Furthermore, given the eclectic and confusing signs currently existing in various places along the line of Wat’s Dyke, reviewed in my 2020 chapter, I didn’t have high expectations. Thus, I repeat my point that it is great that there is something rather than nothing to explain to visitors that they have one of Britain’s longest linear earthworks running through this historic landscape primarily known for its later medieval and industrial archaeology. Even if only some people are encouraged to think and learn about this early medieval monument, the panel’s job is done! I’m glad other pitfalls were avoided, including the choice to avoid mentioning loaded terms like ‘Welsh’, ‘Wales’, ‘English’, ‘England’ and ‘Anglo-Saxon’ with their various loaded and problematic connotations and in-built anachronisms (but see my concern about the misplacing of ‘Wales’ on the map).

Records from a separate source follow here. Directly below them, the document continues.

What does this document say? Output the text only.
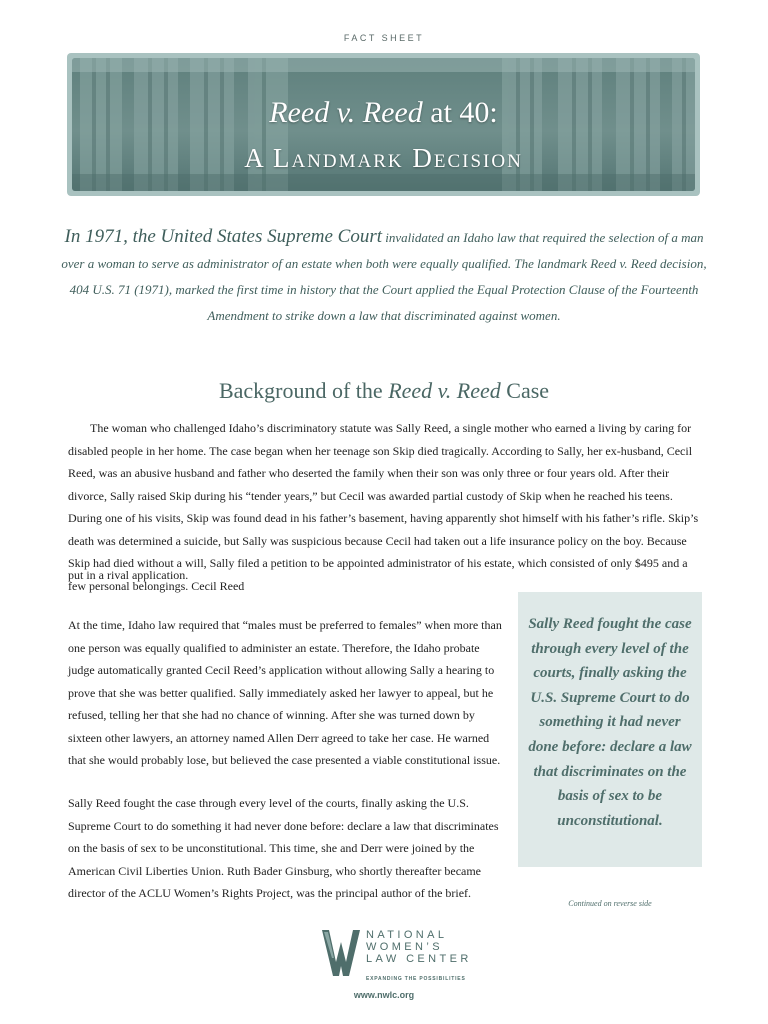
FACT SHEET
Reed v. Reed at 40:
A Landmark Decision
In 1971, the United States Supreme Court invalidated an Idaho law that required the selection of a man over a woman to serve as administrator of an estate when both were equally qualified. The landmark Reed v. Reed decision, 404 U.S. 71 (1971), marked the first time in history that the Court applied the Equal Protection Clause of the Fourteenth Amendment to strike down a law that discriminated against women.
Background of the Reed v. Reed Case
The woman who challenged Idaho’s discriminatory statute was Sally Reed, a single mother who earned a living by caring for disabled people in her home. The case began when her teenage son Skip died tragically. According to Sally, her ex-husband, Cecil Reed, was an abusive husband and father who deserted the family when their son was only three or four years old. After their divorce, Sally raised Skip during his “tender years,” but Cecil was awarded partial custody of Skip when he reached his teens. During one of his visits, Skip was found dead in his father’s basement, having apparently shot himself with his father’s rifle. Skip’s death was determined a suicide, but Sally was suspicious because Cecil had taken out a life insurance policy on the boy. Because Skip had died without a will, Sally filed a petition to be appointed administrator of his estate, which consisted of only $495 and a few personal belongings. Cecil Reed
put in a rival application.
At the time, Idaho law required that “males must be preferred to females” when more than one person was equally qualified to administer an estate. Therefore, the Idaho probate judge automatically granted Cecil Reed’s application without allowing Sally a hearing to prove that she was better qualified. Sally immediately asked her lawyer to appeal, but he refused, telling her that she had no chance of winning. After she was turned down by sixteen other lawyers, an attorney named Allen Derr agreed to take her case. He warned that she would probably lose, but believed the case presented a viable constitutional issue.
Sally Reed fought the case through every level of the courts, finally asking the U.S. Supreme Court to do something it had never done before: declare a law that discriminates on the basis of sex to be unconstitutional. This time, she and Derr were joined by the American Civil Liberties Union. Ruth Bader Ginsburg, who shortly thereafter became director of the ACLU Women’s Rights Project, was the principal author of the brief.
Sally Reed fought the case through every level of the courts, finally asking the U.S. Supreme Court to do something it had never done before: declare a law that discriminates on the basis of sex to be unconstitutional.
Continued on reverse side
NATIONAL
WOMEN’S
LAW CENTER
EXPANDING THE POSSIBILITIES
www.nwlc.org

However, given the range of pictorial and textual errors and ambiguities including the odd situation where OSL dates for Wat’s Dyke excavations in the Greenfield Valley have been publicly shared prior to their appearance in any available archaeological report, I truly wish this sign had been more carefully considered. In its current state, I fear it will cause visitors confusion which will endure at least as long as the panel remains in place, and perhaps far longer.